What happened? she thought. How did the building collapse? She tried to recall she had experienced up to this moment--she woke up, then ate breakfast, then walked to work and entered the office, then... A bright light, a flash that kind of filled the room, like a camera's flash bulb when you look right at it. What was that? Yoshiko had no idea. All she knew was that she was trapped under some rubble and she had to get out of there.
"Mr. Shimizu? Are you there?" But she did get a response. All she heard were the moans faceless others.
Dear God, please help us, Yoshiko thought. She had never been an especially religious person. Like many young people in Japan, her life was filled with the symbols and rituals of religion, but little understanding of it. She knew that the state religion was Shinto and that the emperor was a direct descendant of the Goddess that created Japan, Amaterasu Omikami--the Great Deity Who Lights the Heavens--or at least that's what the text books taught her.

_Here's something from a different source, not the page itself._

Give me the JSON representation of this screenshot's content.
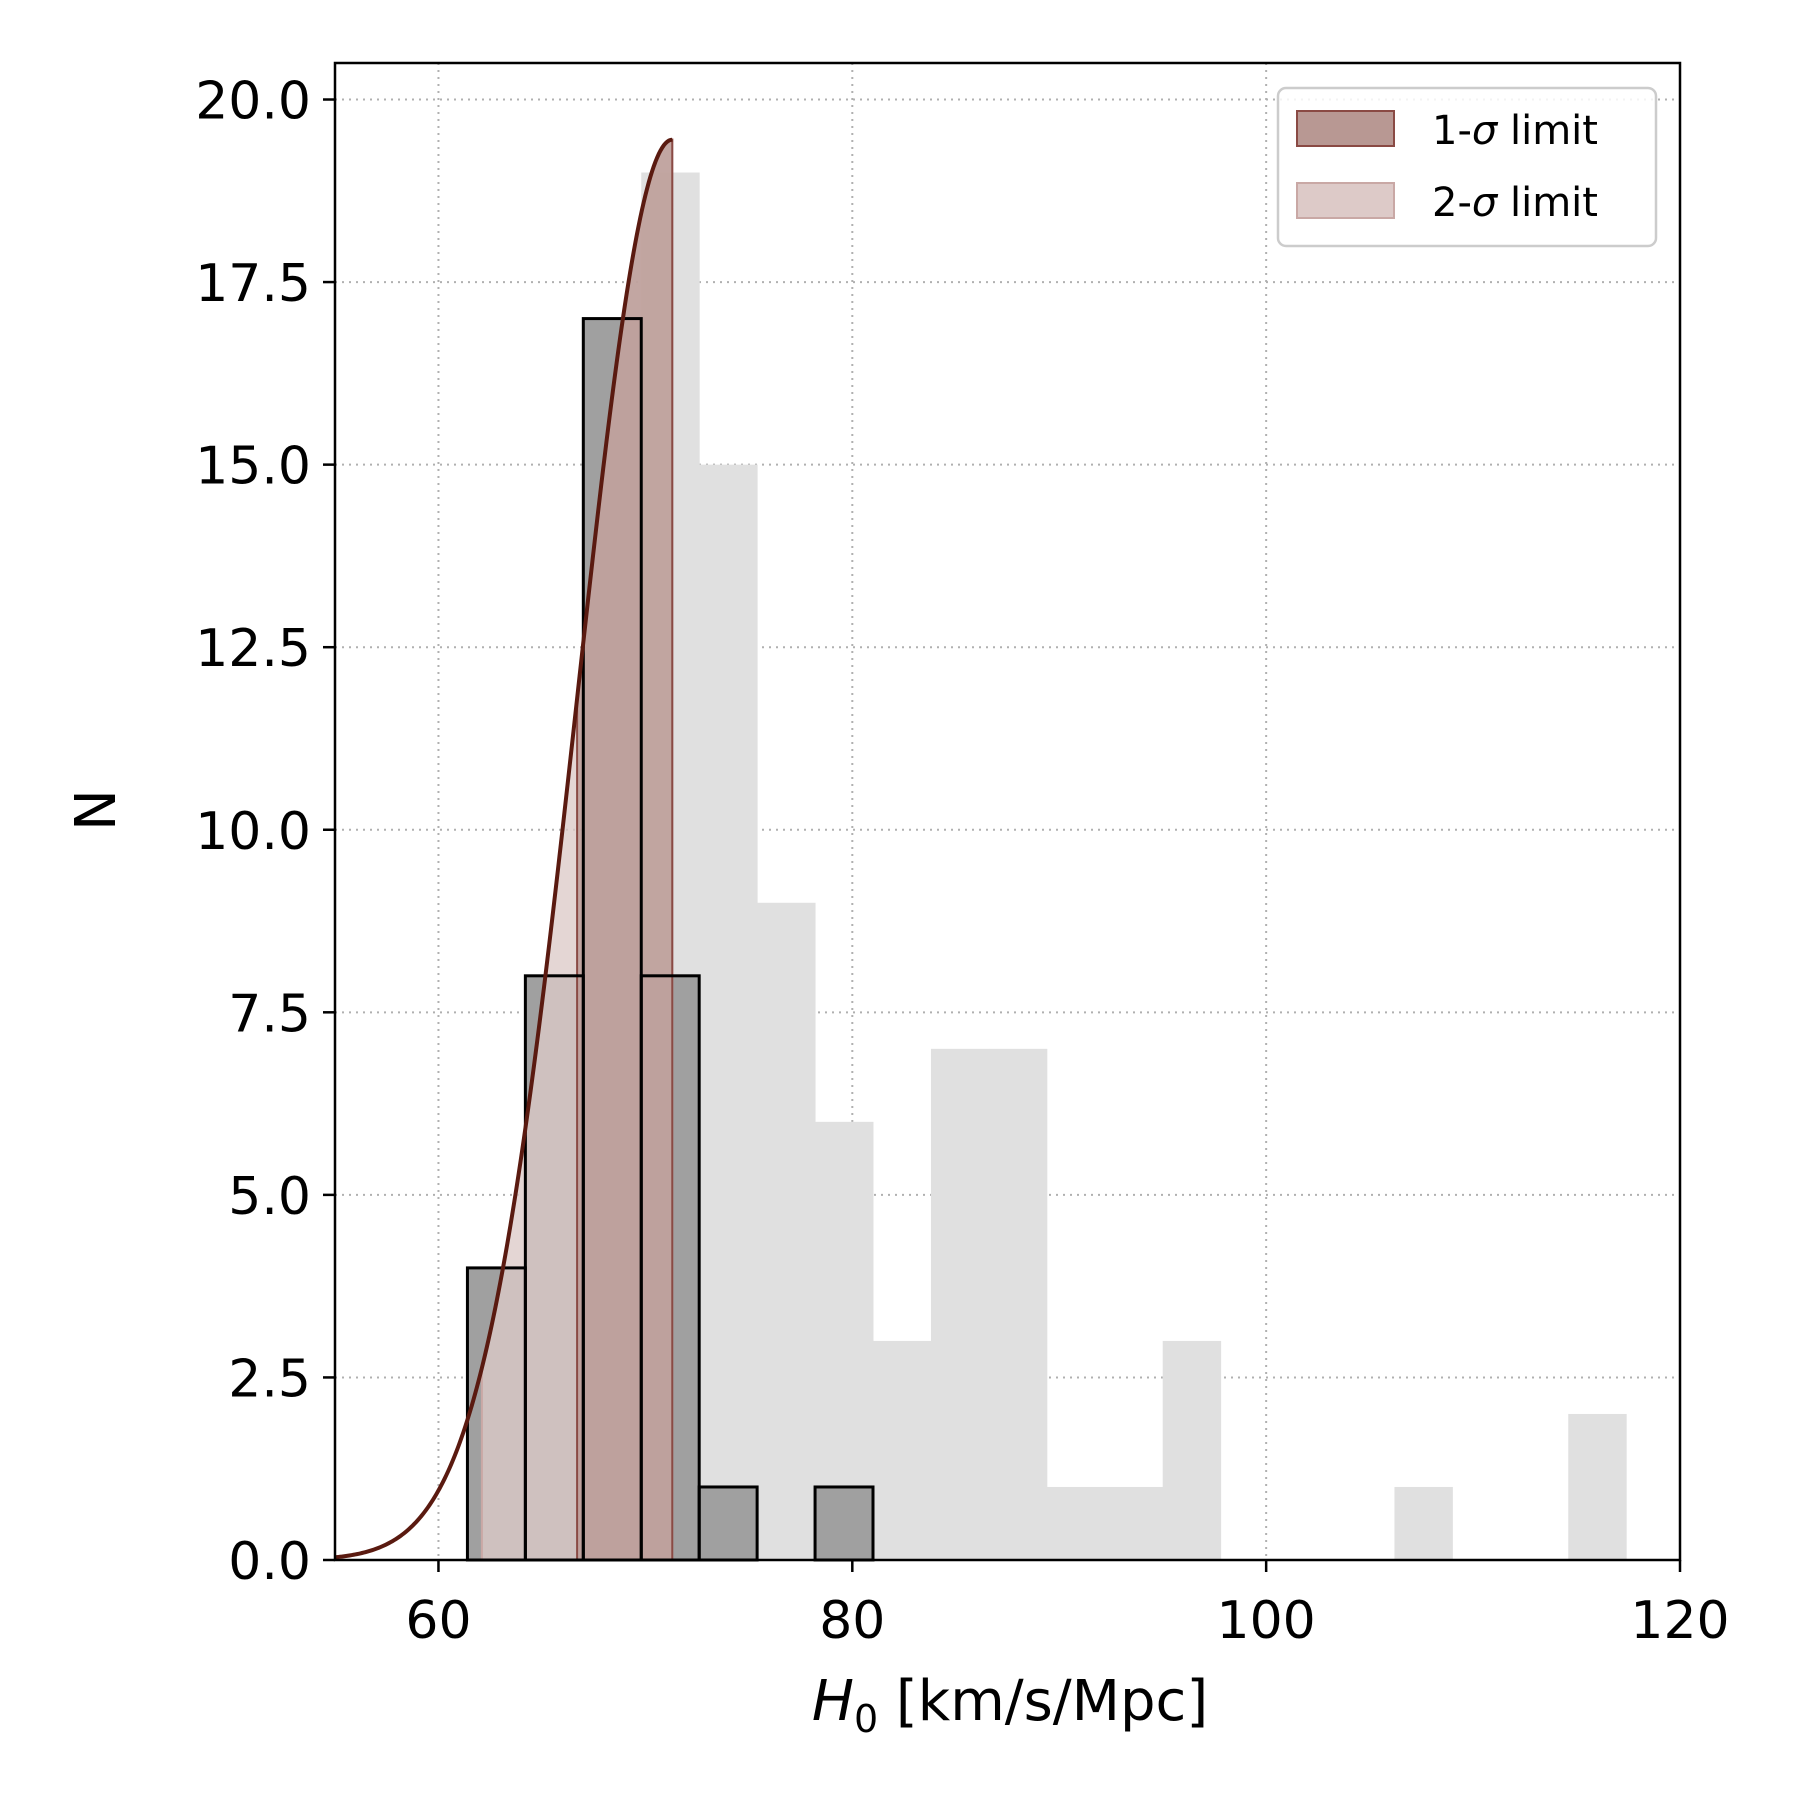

Every New Year, she went to the Shinto Shrine to give an offering and received from her mother or grandparents an amulet that was supposed to protect her, sometimes to help her with her studies, others times to ward off illness, usually a general purpose amulet. She would happily accept it, then shove it into her small dresser when she got home. When she went to the shrine, she always copied the adults she was with by washing her hand with the water at the well near the entrance. It had never occurred to her that this purification ritual was related to her taking off her shoes before entering a house, or the mounds of purification salt placed in front of many shops and restaurants around town.
At home, they also had a Buddhist altar in which were displayed a faded sepia-tinted photo of her great grandparents. Everyday before a meal, either she or Tadao would place a small bowl of freshly cooked rice--or whatever staple they had for dinner--at the altar as an offering. Tadao once wondered out loud why they had to waste such a precious commodity as their dinner--rice was so scarce--but he was roundly scolded by their mother. It was simply there way of honoring their spirits. Their grandfather was also a devout Buddhist. He was a strict vegetarian who refused to even kill pesky insects. Yoshiko, who wouldn't think twice about swatting a mosquito feasting on her forearm, would stare in amazement at her grandfather who calmly shooed away the bloodsuckers by fanning his hand or blowing at them.
And yet, with all these symbols and practices around her, she did not understand religion very well. But she began to try very hard in the darkness of the fallen building.